“Poor, dear old Gwen! you wanted to see mother and me. I am sorry you were so lonely.”

“Well, my maid, it wasn’t that; I’m none so selfish. No, Gwladys, it wasn’t for myself I was praying, nor about myself I felt so happy. No, ’twas about little David. Gwladys, I mean to take little David to the eye-well.”

“Oh! dear me, Gwen, what is that?”

“Hush, hush, child! don’t speak of it lightly; just sit patient for five minutes, my dear, and you shall know the whole ins and outs of it.”

I have said that Gwen, though a very religious woman, was, if possible, a more superstitious one. From the fountain-head of her knowledge and wisdom I had drunk deeply; of late, when away from her, I had been deprived of these goodly draughts, but I was all the more ready now to partake of the very delicious one she had ready dished up for my benefit.

“Go on,” I said, in a tone of intense interest.

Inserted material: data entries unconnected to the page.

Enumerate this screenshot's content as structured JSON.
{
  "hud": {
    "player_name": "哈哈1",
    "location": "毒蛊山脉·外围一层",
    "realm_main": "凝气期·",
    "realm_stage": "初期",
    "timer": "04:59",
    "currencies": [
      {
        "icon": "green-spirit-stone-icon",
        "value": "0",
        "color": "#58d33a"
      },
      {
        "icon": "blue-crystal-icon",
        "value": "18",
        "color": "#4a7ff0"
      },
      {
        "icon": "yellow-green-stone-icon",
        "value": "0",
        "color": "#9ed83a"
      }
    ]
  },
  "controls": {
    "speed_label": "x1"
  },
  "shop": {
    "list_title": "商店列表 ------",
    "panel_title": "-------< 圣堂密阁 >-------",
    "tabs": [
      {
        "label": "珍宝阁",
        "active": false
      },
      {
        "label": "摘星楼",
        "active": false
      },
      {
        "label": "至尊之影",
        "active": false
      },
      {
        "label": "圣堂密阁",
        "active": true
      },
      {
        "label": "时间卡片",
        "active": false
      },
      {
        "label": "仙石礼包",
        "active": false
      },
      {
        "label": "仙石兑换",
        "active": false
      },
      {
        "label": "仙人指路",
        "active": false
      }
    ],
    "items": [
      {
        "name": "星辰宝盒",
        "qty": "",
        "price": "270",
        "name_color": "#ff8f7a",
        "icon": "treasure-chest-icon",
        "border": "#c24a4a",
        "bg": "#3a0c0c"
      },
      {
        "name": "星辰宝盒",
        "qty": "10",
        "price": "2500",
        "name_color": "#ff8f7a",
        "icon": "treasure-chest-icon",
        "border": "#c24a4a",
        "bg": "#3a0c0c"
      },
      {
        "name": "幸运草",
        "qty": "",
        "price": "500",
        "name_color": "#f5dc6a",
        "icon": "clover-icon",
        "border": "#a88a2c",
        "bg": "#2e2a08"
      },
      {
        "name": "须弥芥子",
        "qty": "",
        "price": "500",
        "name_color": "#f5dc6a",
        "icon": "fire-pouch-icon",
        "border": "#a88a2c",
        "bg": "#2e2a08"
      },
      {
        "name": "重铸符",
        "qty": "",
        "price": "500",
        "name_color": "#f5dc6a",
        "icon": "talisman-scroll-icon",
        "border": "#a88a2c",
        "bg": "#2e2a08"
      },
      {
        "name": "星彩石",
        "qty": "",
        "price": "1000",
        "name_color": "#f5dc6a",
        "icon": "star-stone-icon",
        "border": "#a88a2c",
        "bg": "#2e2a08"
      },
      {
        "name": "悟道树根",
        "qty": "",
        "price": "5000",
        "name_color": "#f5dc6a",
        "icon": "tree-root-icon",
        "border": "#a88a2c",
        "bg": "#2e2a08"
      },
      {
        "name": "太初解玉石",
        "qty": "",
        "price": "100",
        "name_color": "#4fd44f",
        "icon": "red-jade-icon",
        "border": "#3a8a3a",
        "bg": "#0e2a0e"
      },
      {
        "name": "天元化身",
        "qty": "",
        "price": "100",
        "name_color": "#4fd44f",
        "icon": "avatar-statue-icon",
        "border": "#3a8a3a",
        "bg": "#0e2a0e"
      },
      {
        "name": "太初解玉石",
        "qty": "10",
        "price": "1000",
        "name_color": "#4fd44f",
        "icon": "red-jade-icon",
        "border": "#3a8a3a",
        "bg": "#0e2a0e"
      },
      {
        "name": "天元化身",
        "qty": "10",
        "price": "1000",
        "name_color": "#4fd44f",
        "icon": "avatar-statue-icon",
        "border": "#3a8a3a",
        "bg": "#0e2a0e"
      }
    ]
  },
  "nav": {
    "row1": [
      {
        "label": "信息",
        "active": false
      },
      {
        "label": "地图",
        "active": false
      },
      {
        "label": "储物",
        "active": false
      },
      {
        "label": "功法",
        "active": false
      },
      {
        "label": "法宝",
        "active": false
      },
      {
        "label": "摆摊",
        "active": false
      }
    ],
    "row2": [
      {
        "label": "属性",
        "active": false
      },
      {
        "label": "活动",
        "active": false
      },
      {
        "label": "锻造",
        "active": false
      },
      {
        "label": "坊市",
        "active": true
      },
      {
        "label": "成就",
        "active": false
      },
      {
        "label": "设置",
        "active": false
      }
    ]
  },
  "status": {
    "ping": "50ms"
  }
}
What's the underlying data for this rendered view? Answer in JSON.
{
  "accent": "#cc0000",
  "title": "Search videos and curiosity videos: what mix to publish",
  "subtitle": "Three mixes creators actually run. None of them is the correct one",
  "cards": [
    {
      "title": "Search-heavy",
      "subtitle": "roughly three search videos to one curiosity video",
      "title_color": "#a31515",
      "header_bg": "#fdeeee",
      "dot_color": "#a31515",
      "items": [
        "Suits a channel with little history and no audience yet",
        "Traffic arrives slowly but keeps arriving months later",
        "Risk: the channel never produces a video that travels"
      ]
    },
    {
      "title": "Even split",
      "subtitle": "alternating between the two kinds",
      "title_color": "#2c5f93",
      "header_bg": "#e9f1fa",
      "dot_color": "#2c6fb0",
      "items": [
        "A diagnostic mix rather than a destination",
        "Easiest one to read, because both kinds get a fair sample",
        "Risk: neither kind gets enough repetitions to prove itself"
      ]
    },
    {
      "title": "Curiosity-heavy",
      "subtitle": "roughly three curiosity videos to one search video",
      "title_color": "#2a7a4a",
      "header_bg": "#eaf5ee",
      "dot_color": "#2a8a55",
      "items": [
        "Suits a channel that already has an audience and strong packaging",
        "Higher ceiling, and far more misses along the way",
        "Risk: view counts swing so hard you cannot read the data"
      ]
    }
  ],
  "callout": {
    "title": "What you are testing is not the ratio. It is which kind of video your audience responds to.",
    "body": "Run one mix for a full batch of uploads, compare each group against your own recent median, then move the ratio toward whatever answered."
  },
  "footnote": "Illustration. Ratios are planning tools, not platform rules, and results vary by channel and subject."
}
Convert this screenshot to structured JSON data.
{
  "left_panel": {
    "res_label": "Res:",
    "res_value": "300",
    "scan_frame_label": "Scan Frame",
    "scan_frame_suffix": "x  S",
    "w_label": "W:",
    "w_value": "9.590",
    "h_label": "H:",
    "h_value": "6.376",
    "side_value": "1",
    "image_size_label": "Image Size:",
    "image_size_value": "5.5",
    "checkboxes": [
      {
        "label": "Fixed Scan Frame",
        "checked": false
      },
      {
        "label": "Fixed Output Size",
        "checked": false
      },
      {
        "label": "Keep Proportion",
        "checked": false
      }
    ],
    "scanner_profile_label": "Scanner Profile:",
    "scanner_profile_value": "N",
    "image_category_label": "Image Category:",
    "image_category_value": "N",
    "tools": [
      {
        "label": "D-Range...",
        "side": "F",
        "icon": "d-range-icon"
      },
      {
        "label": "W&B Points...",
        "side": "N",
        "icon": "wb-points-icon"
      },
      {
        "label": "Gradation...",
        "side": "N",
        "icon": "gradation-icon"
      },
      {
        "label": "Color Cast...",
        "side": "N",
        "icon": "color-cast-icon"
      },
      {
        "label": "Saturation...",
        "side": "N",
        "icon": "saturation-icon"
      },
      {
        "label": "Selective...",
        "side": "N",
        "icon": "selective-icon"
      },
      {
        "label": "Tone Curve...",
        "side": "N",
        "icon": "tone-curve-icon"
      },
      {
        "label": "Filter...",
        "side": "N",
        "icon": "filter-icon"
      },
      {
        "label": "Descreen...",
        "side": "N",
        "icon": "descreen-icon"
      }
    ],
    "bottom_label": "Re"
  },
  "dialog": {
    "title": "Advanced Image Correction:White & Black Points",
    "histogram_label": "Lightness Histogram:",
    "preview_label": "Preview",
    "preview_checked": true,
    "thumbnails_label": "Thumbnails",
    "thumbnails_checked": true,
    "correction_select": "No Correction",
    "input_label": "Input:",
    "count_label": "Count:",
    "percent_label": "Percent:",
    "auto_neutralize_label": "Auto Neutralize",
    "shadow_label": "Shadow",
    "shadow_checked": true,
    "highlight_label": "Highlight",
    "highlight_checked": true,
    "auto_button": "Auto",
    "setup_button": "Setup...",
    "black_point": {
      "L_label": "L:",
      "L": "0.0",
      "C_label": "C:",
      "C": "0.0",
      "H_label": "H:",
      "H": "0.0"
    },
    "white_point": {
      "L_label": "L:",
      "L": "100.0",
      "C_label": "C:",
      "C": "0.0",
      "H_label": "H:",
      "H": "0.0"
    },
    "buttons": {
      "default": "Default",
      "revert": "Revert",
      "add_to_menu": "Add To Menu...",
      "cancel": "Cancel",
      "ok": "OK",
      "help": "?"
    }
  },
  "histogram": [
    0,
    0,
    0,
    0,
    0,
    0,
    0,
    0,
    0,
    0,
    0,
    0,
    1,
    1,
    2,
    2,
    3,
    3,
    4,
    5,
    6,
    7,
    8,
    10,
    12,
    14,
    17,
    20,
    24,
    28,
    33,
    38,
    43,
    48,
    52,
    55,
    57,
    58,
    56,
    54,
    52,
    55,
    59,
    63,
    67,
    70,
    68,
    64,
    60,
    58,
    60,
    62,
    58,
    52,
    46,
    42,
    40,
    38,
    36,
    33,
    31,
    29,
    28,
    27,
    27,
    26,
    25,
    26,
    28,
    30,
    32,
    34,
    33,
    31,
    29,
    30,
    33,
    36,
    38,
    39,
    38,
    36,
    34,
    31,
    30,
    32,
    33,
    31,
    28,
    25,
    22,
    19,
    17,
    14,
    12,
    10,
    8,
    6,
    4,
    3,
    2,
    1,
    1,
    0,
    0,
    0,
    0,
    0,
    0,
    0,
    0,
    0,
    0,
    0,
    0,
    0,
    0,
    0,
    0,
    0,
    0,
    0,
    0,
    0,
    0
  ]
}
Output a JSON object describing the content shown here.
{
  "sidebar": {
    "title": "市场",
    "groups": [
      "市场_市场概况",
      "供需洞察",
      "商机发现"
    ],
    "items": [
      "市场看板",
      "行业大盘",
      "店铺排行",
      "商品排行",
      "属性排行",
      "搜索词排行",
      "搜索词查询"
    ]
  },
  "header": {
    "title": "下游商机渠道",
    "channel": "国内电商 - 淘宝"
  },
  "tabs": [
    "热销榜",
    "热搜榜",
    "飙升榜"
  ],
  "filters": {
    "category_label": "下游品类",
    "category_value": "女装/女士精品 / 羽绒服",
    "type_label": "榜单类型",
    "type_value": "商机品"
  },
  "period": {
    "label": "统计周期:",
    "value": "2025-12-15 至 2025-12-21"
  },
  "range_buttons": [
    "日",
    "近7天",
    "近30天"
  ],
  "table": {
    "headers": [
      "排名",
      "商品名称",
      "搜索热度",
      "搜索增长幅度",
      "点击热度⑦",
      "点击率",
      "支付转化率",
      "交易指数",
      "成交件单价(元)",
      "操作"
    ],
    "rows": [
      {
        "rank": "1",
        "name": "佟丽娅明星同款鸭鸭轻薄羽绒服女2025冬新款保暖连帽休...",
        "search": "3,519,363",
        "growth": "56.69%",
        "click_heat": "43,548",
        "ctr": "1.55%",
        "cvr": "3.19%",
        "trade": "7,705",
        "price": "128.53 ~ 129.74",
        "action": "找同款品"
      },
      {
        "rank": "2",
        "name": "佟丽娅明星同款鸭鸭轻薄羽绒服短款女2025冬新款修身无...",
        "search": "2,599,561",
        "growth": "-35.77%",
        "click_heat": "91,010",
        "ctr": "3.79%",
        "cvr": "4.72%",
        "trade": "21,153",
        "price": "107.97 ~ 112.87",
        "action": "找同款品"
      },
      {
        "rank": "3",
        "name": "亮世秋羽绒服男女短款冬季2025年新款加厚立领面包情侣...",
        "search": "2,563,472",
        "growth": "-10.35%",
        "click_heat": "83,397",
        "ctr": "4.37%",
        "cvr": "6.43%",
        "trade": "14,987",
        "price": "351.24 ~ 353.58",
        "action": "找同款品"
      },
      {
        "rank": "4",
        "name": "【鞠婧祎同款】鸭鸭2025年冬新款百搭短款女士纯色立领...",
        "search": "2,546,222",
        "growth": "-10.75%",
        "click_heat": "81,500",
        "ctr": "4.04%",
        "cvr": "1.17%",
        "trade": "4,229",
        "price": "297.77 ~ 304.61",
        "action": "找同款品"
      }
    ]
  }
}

“I mean to take the child to the eye-well,” continued Gwen; “there’s one within a mile or two of this place that’s famed, and justly, through the whole country. Many’s the blind person, or the weak-eyed body, that has been cured by it; and many and many thoughts have I cast toward it, Gwladys; not liking to speak, for sure, if you long too earnestly, you hinders, so’s the belief, the cure. Now there’s wells that have a ‘perhaps’ to ’em, and there’s wells that have a ‘certainty,’ and of all the wells that ever was sure, this is the one. And I’ve a strong belief and faith in my mind, that though I brought the little lad here blind, I may carry him home seeing.”

True, oh! Gwen, dear Gwen, not in your way, perhaps in a better!

As she spoke, attracted by the sound of her voice, the child toddled to his feet, came to her side, and raised his dark, sightless eyes to her face.

“But it must be managed clever,” continued Gwen, “and ’tis there I want you to help me. I don’t want my mistress, nor a soul in the house but yourself to know, until I can bring in the laddie with the daylight let into his blessed eyes; and to have any success we must obey the rules solemn. For three mornings we must be at the well before sunrise, and when the first sunbeam dips into the water, down must go the child’s head right under too, with it, and this we must do three days running, and then stop for three days, and then three days again. Ah! but I feel the Lord’ll give His blessing, and there’s real cure in the well.”